On general lines it is thought that the preference for Solvency II will be based on IFRS standards:
Like all far-reaching changes of the legal framework, these projects will have market winners and losers: for the industry as a whole the impact on capital cost will determine its competitiveness in capital markets and could improve or worsen its position vis-à-vis other finance service providers. Furthermore there are groups of companies that share certain dichotomies: big versus small; mutual insurance companies versus limited-liability companies; multiline versus specialised insurance; and geographically diversified versus concentrated. Some of them will be favoured. And as in many other cases, there are bound to be exceptions for some special groups.
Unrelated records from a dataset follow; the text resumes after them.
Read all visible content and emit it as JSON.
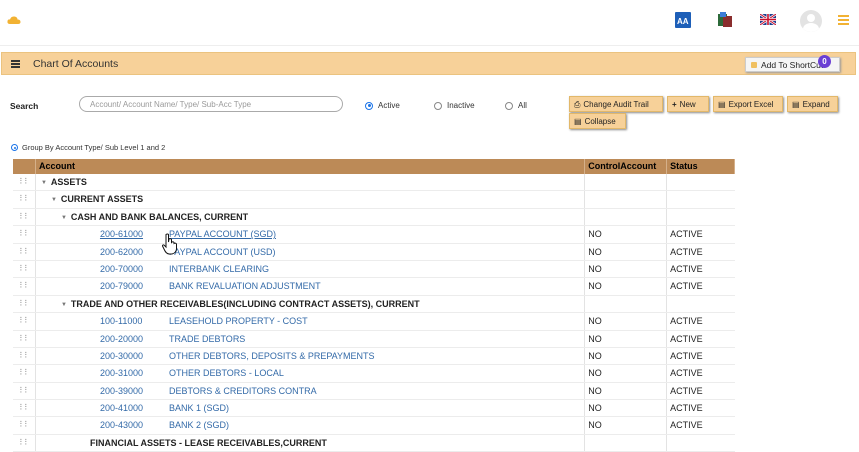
{
  "header": {
    "icons": [
      "cloud-logo-icon",
      "text-size-icon",
      "ledger-book-icon",
      "uk-flag-icon",
      "user-avatar-icon",
      "menu-icon"
    ]
  },
  "titlebar": {
    "title": "Chart Of Accounts",
    "shortcut_label": "Add To ShortCut",
    "shortcut_badge": "0"
  },
  "search": {
    "label": "Search",
    "placeholder": "Account/ Account Name/ Type/ Sub-Acc Type",
    "options": [
      "Active",
      "Inactive",
      "All"
    ],
    "selected": "Active"
  },
  "actions": {
    "audit": "Change Audit Trail",
    "new": "New",
    "export": "Export Excel",
    "expand": "Expand",
    "collapse": "Collapse"
  },
  "groupby": "Group By Account Type/ Sub Level 1 and 2",
  "table": {
    "headers": [
      "Account",
      "ControlAccount",
      "Status"
    ],
    "rows": [
      {
        "level": 0,
        "group": true,
        "label": "ASSETS"
      },
      {
        "level": 1,
        "group": true,
        "label": "CURRENT ASSETS"
      },
      {
        "level": 2,
        "group": true,
        "label": "CASH AND BANK BALANCES, CURRENT"
      },
      {
        "level": 3,
        "code": "200-61000",
        "name": "PAYPAL ACCOUNT (SGD)",
        "control": "NO",
        "status": "ACTIVE"
      },
      {
        "level": 3,
        "code": "200-62000",
        "name": "PAYPAL ACCOUNT (USD)",
        "control": "NO",
        "status": "ACTIVE"
      },
      {
        "level": 3,
        "code": "200-70000",
        "name": "INTERBANK CLEARING",
        "control": "NO",
        "status": "ACTIVE"
      },
      {
        "level": 3,
        "code": "200-79000",
        "name": "BANK REVALUATION ADJUSTMENT",
        "control": "NO",
        "status": "ACTIVE"
      },
      {
        "level": 2,
        "group": true,
        "label": "TRADE AND OTHER RECEIVABLES(INCLUDING CONTRACT ASSETS), CURRENT"
      },
      {
        "level": 3,
        "code": "100-11000",
        "name": "LEASEHOLD PROPERTY - COST",
        "control": "NO",
        "status": "ACTIVE"
      },
      {
        "level": 3,
        "code": "200-20000",
        "name": "TRADE DEBTORS",
        "control": "NO",
        "status": "ACTIVE"
      },
      {
        "level": 3,
        "code": "200-30000",
        "name": "OTHER DEBTORS, DEPOSITS & PREPAYMENTS",
        "control": "NO",
        "status": "ACTIVE"
      },
      {
        "level": 3,
        "code": "200-31000",
        "name": "OTHER DEBTORS - LOCAL",
        "control": "NO",
        "status": "ACTIVE"
      },
      {
        "level": 3,
        "code": "200-39000",
        "name": "DEBTORS & CREDITORS CONTRA",
        "control": "NO",
        "status": "ACTIVE"
      },
      {
        "level": 3,
        "code": "200-41000",
        "name": "BANK 1 (SGD)",
        "control": "NO",
        "status": "ACTIVE"
      },
      {
        "level": 3,
        "code": "200-43000",
        "name": "BANK 2 (SGD)",
        "control": "NO",
        "status": "ACTIVE"
      },
      {
        "level": 2,
        "group": true,
        "nocaret": true,
        "label": "FINANCIAL ASSETS - LEASE RECEIVABLES,CURRENT"
      }
    ]
  },
  "colors": {
    "accent": "#f7d199",
    "header_bg": "#bc8a57",
    "link": "#336aa8",
    "radio": "#1a73e8",
    "badge": "#6b3fd4"
  }
}
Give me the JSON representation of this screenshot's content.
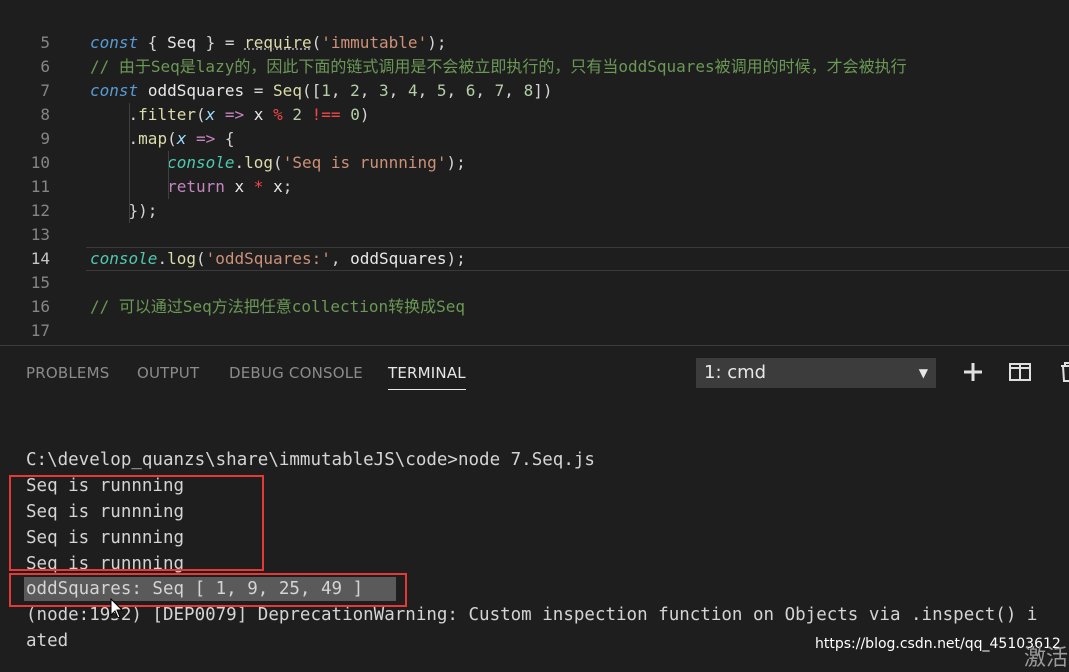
{
  "editor": {
    "lines": [
      {
        "num": "5",
        "tokens": [
          [
            "kw",
            "const"
          ],
          [
            "pun",
            " { "
          ],
          [
            "var",
            "Seq"
          ],
          [
            "pun",
            " } = "
          ],
          [
            "fnu",
            "require"
          ],
          [
            "pun",
            "("
          ],
          [
            "str",
            "'immutable'"
          ],
          [
            "pun",
            ");"
          ]
        ]
      },
      {
        "num": "6",
        "tokens": [
          [
            "cm",
            "// 由于Seq是lazy的，因此下面的链式调用是不会被立即执行的，只有当oddSquares被调用的时候，才会被执行"
          ]
        ]
      },
      {
        "num": "7",
        "tokens": [
          [
            "kw",
            "const"
          ],
          [
            "pun",
            " "
          ],
          [
            "var",
            "oddSquares"
          ],
          [
            "pun",
            " = "
          ],
          [
            "fn",
            "Seq"
          ],
          [
            "pun",
            "(["
          ],
          [
            "num",
            "1"
          ],
          [
            "pun",
            ", "
          ],
          [
            "num",
            "2"
          ],
          [
            "pun",
            ", "
          ],
          [
            "num",
            "3"
          ],
          [
            "pun",
            ", "
          ],
          [
            "num",
            "4"
          ],
          [
            "pun",
            ", "
          ],
          [
            "num",
            "5"
          ],
          [
            "pun",
            ", "
          ],
          [
            "num",
            "6"
          ],
          [
            "pun",
            ", "
          ],
          [
            "num",
            "7"
          ],
          [
            "pun",
            ", "
          ],
          [
            "num",
            "8"
          ],
          [
            "pun",
            "])"
          ]
        ]
      },
      {
        "num": "8",
        "tokens": [
          [
            "pun",
            "    ."
          ],
          [
            "fn",
            "filter"
          ],
          [
            "pun",
            "("
          ],
          [
            "param",
            "x"
          ],
          [
            "pun",
            " "
          ],
          [
            "kw2",
            "=>"
          ],
          [
            "pun",
            " "
          ],
          [
            "var",
            "x"
          ],
          [
            "pun",
            " "
          ],
          [
            "op2",
            "%"
          ],
          [
            "pun",
            " "
          ],
          [
            "num",
            "2"
          ],
          [
            "pun",
            " "
          ],
          [
            "op2",
            "!=="
          ],
          [
            "pun",
            " "
          ],
          [
            "num",
            "0"
          ],
          [
            "pun",
            ")"
          ]
        ]
      },
      {
        "num": "9",
        "tokens": [
          [
            "pun",
            "    ."
          ],
          [
            "fn",
            "map"
          ],
          [
            "pun",
            "("
          ],
          [
            "param",
            "x"
          ],
          [
            "pun",
            " "
          ],
          [
            "kw2",
            "=>"
          ],
          [
            "pun",
            " {"
          ]
        ]
      },
      {
        "num": "10",
        "tokens": [
          [
            "pun",
            "        "
          ],
          [
            "cls",
            "console"
          ],
          [
            "pun",
            "."
          ],
          [
            "fn",
            "log"
          ],
          [
            "pun",
            "("
          ],
          [
            "str",
            "'Seq is runnning'"
          ],
          [
            "pun",
            ");"
          ]
        ]
      },
      {
        "num": "11",
        "tokens": [
          [
            "pun",
            "        "
          ],
          [
            "kw2",
            "return"
          ],
          [
            "pun",
            " "
          ],
          [
            "var",
            "x"
          ],
          [
            "pun",
            " "
          ],
          [
            "op2",
            "*"
          ],
          [
            "pun",
            " "
          ],
          [
            "var",
            "x"
          ],
          [
            "pun",
            ";"
          ]
        ]
      },
      {
        "num": "12",
        "tokens": [
          [
            "pun",
            "    });"
          ]
        ]
      },
      {
        "num": "13",
        "tokens": []
      },
      {
        "num": "14",
        "tokens": [
          [
            "cls",
            "console"
          ],
          [
            "pun",
            "."
          ],
          [
            "fn",
            "log"
          ],
          [
            "pun",
            "("
          ],
          [
            "str",
            "'oddSquares:'"
          ],
          [
            "pun",
            ", "
          ],
          [
            "var",
            "oddSquares"
          ],
          [
            "pun",
            ");"
          ]
        ],
        "current": true
      },
      {
        "num": "15",
        "tokens": []
      },
      {
        "num": "16",
        "tokens": [
          [
            "cm",
            "// 可以通过Seq方法把任意collection转换成Seq"
          ]
        ]
      },
      {
        "num": "17",
        "tokens": []
      }
    ]
  },
  "panel": {
    "tabs": [
      {
        "label": "PROBLEMS",
        "active": false
      },
      {
        "label": "OUTPUT",
        "active": false
      },
      {
        "label": "DEBUG CONSOLE",
        "active": false
      },
      {
        "label": "TERMINAL",
        "active": true
      }
    ],
    "terminal_select": "1: cmd",
    "new_terminal_icon": "plus-icon",
    "split_icon": "split-panel-icon",
    "trash_icon": "trash-icon"
  },
  "terminal": {
    "lines": [
      "C:\\develop_quanzs\\share\\immutableJS\\code>node 7.Seq.js",
      "Seq is runnning",
      "Seq is runnning",
      "Seq is runnning",
      "Seq is runnning",
      "oddSquares: Seq [ 1, 9, 25, 49 ]",
      "(node:1952) [DEP0079] DeprecationWarning: Custom inspection function on Objects via .inspect() i",
      "ated"
    ]
  },
  "watermark": "https://blog.csdn.net/qq_45103612",
  "watermark_overlay": "激活"
}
The insurance world is undergoing constant changes but at the same time it also forms the core of our economy.The capacity of identifying diverse risks and organising solutions allowing individuals, private companies and public bodies and the public at large to live with these risks, is a sine qua non for the development of any modern economy.All of us stakeholders in the insurance business have to come up with answers to the following fundamental questions:
What will be the future role of the insurance industry? Which risks will or could the insurance industry cope with? We need to provide these answers with a long term view, as befits insurers, in view of the transcendent role of insurance in modern society.This will be no easy matter.
The International Association for the Study of Insurance Economics, better known as the «Geneva Association», was founded in February 1973 to favour the progress of insurance by means of an objective analysis of its interdependence with economics. The Constitutive Assembly of this think-tank was held in Paris on 27 February 1973 with the participation of the leaders of European insurance.Today it has 80 members (the maximum number allowed by its statutes) spread around the five continents -Europe, South and North America, Asia, Africa and Australia. All of them are CEOs of the world’s biggest insurance companies, who join the association on a personal basis.
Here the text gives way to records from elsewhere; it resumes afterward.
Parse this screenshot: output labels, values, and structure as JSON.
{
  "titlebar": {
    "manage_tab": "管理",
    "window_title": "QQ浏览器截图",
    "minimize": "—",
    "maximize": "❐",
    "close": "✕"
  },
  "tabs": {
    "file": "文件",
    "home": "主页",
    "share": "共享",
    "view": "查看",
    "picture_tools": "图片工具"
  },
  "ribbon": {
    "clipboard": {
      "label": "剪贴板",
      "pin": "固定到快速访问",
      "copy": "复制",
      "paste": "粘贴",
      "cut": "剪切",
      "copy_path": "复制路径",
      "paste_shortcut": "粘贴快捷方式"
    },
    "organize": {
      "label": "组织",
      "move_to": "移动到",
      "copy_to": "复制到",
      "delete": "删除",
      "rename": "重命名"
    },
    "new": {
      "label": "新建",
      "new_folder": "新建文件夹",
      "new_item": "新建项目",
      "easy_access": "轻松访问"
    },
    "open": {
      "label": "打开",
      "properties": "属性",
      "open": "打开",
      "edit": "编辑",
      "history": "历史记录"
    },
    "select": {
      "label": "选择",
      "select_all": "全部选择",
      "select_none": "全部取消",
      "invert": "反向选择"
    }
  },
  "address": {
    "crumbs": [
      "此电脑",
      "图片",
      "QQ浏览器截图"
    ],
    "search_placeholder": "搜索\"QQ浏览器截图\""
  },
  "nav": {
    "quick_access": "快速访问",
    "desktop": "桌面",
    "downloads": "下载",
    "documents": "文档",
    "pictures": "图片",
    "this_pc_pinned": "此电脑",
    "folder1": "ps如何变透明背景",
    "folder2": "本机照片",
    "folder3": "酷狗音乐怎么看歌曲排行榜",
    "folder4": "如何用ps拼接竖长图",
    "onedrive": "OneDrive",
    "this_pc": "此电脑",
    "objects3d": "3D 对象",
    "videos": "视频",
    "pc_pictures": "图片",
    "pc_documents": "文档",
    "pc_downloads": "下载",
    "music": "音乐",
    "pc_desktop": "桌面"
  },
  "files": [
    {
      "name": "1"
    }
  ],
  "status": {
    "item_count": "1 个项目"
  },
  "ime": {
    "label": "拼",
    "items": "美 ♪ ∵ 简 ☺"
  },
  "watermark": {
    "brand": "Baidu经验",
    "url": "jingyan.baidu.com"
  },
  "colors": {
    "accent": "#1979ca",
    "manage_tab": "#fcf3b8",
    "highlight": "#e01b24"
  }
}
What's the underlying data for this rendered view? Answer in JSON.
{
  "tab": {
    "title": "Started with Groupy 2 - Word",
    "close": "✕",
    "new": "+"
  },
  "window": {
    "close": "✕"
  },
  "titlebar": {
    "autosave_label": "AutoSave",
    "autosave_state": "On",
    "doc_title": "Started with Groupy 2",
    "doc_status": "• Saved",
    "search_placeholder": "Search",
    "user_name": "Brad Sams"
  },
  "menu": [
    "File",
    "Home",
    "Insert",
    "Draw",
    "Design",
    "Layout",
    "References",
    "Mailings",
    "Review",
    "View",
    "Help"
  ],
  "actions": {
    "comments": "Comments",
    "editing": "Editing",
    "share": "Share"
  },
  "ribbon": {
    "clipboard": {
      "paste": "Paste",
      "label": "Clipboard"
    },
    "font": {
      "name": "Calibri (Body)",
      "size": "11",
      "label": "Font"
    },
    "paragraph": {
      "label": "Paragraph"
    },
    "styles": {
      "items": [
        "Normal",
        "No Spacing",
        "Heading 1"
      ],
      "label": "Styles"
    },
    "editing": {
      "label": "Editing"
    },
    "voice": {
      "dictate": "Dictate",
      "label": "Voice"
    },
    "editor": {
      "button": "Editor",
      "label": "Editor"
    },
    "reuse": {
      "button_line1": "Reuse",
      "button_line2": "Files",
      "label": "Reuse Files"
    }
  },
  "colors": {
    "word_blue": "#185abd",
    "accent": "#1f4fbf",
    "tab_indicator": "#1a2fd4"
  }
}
The Geneva Association is based in Geneva, Switzerland.As well as its permanent twenty-strong staff it has a worldwide network of regular collaborators, all working in research. It can also turn to 300 or 400 experts in various fields related to insurance and risk management and has established over 10,000 contacts around the world in the last three decades.
The Geneva Association aims to give a detailed analysis of the microeconomic issues, analysing insurers’ interactions with the their clients’ risk-management problems in all sectors, while also looking at the wider macroeconomic picture of uncertainties in the worldwide economy. For over three decades now the Geneva Association has worked unstintingly in pursuit of these two overriding goals, producing research activities of different types in both areas.
It has also assigned or negotiated a host of research projects, established the prestigious Ernst-Meyer Prize and other grant schemes, organised hundreds of lectures by its executives and set up in Geneva a specialised library on insurance economy, uncertainty and risk, which researchers may use free of charge.Through its website www.genevaassociation.org and the websites of the four affiliated organisations, the Geneva Association offers a first-rate information source on all its activities.